The above example of “mangled English” would suggest the ANZ National Bank may need to consider English speaking classes for its staff - before embarking on “Structural Urban Economics” classes for its economists.
Then the paragraph that follows commences with the extraordinary statement “Third, supply demand indicators have not been seriously out of whack”.
It is to be hoped that the ANZ National Bank economists will enlighten their readers in their next Edition – about how “demand” would be influenced, if Local Authorities allowed (as their counterparts in middle North America do) the construction of 234 square metre (including double garages) starter homes on 700 square meter lots for $140,000. And further to this –manufactured housing of 180 square metres inclusive of serviced lots for $73,000 all up.

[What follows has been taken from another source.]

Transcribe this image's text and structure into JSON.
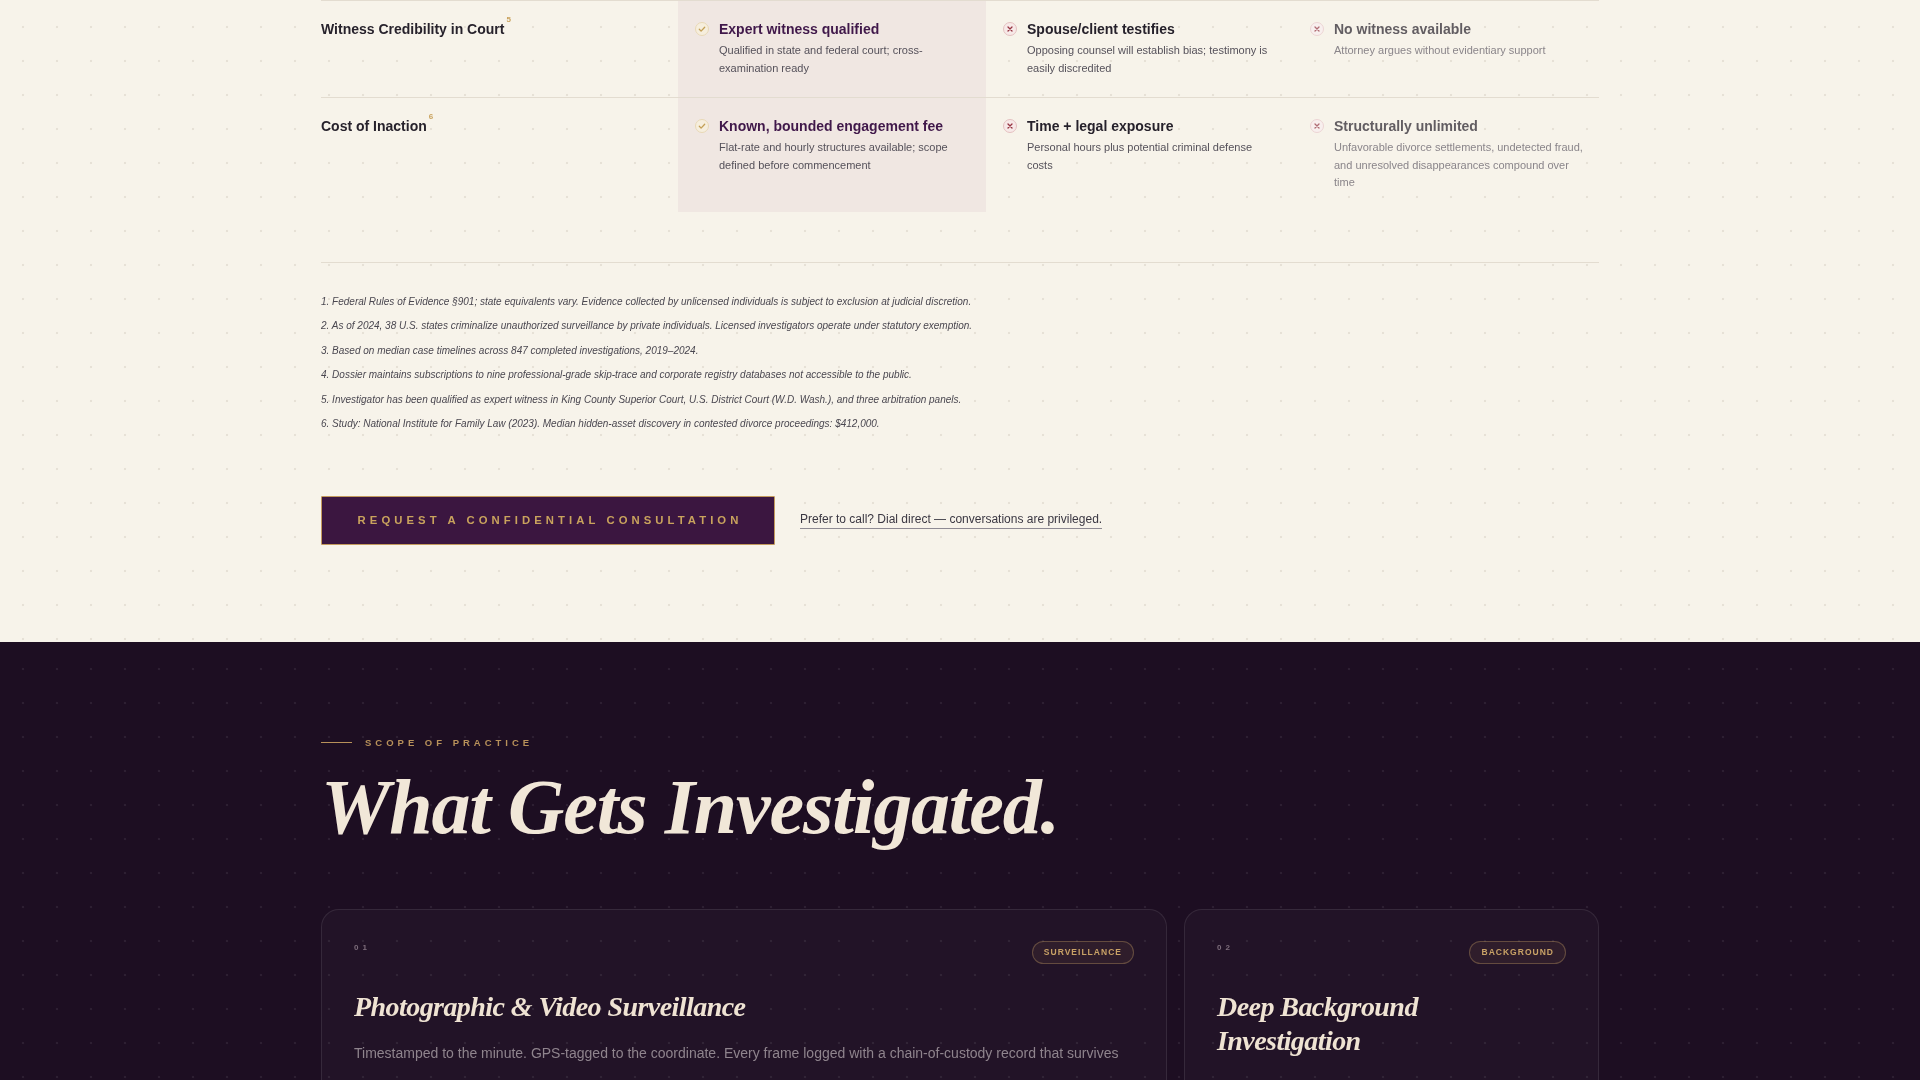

It is to be hoped too - that in upcoming Editions of ANZ National Bank Property Focus – they explain to their readers what the costs and consequences are to the public and wider economy of having our housing market inflated out to in excess of four times our GDP – whilst the affordable housing market of Houston for example is around 1.3 times its GDP. According to the US Department of Commerce Bureau of Economic Analysis – the Houston GDP (population 5.6 million) is in excess of three times the size of New Zealand’s (population 4.3 million). Yet even expressed in US dollar terms (at current exchange rates) New Zealand’s generally poor quality 1.6 million residential units are “worth” considerably more than the 2 million generally much better quality residential units in Houston.